El astro comenzó el encuentro desde el banco de suplentes y recién ingresó durante la segunda mitad. Su aparición generó una reacción inmediata entre los aficionados, quienes lo recibieron con una fuerte ovación en señal de respaldo. El partido, además, se disputó el mismo día en que Messi publicó una emotiva carta dedicada a su padre.

Uno de los momentos más significativos se produjo cuando el delantero volvió a pisar el terreno de juego. Sus compañeros intentaron acompañarlo en medio de una situación complicada y el defensor Jhohan Romaña protagonizó uno de los gestos más comentados al acercarse para abrazarlo y transmitirle su apoyo. La escena reflejó el ambiente especial que rodeó el regreso del capitán de Inter Miami.

Lionel Messi tuvo en el empate en sus pies

Dentro de la cancha, Messi buscó ayudar a su equipo a cambiar la historia del partido. El argentino tuvo una oportunidad clara para conseguir el empate, pero el arquero mexicano Oscar García respondió con una buena intervención para evitar el gol. El ‘10’ también participó activamente en la elaboración ofensiva, aunque sus esfuerzos no fueron suficientes para que el conjunto estadounidense pudiera rescatar el resultado.

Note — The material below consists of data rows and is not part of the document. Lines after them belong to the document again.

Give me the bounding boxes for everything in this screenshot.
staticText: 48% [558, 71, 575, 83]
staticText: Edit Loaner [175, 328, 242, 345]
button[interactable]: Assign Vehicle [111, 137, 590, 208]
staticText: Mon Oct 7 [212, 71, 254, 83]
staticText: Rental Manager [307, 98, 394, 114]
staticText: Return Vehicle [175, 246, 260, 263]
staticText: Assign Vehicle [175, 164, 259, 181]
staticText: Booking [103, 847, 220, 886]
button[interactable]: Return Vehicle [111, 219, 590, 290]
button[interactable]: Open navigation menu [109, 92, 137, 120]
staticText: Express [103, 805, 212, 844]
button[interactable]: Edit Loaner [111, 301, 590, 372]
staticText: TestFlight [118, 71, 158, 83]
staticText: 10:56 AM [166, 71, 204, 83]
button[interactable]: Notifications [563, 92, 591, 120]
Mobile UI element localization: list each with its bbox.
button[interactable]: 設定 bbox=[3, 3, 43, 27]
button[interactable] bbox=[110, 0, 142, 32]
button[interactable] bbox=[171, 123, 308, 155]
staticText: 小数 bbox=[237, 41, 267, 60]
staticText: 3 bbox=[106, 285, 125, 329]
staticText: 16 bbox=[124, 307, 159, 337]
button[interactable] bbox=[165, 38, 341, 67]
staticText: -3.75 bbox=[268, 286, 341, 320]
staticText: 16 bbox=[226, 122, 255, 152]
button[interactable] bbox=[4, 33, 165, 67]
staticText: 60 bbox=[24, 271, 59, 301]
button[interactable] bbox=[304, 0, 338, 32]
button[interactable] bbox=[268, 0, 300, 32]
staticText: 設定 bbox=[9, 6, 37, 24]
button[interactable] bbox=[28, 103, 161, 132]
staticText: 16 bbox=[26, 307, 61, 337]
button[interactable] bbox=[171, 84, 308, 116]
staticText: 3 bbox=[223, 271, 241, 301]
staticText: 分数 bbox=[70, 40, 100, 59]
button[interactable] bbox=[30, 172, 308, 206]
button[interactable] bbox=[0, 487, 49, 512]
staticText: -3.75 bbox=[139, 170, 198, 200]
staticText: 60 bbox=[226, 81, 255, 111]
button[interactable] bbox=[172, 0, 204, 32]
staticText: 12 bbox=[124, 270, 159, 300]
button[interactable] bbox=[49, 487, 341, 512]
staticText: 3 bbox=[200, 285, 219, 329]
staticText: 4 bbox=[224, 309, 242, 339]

Con el pitazo final, la eliminación de Inter Miami en la Leagues Cup quedó sellada: cayó 3-2 ante León. Messi, que volvió a las canchas en una noche de fuerte carga emocional, abandonó rápido el campo y se fue al vestuario, no sin antes cruzar algunos saludos con jugadores del equipo rival. El resultado deportivo, sin embargo, quedó en segundo plano frente al difícil momento personal que atraviesa el argentino, a quien le quedó pendiente el recuerdo más especial, aunque no le faltará oportunidad.

Sus números en el compromiso también dejaron lectura: 49 toques de pelota, poco más del 83% de precisión y cuatro pases clave. No alcanzó para evitar la caída. Sobre el final, incluso apareció una chance más para que el equipo de Miami encontrara la igualdad, pero Sergio Reguilón no conectó bien una pelota que pudo dejar al argentino en posición inmejorable para definir.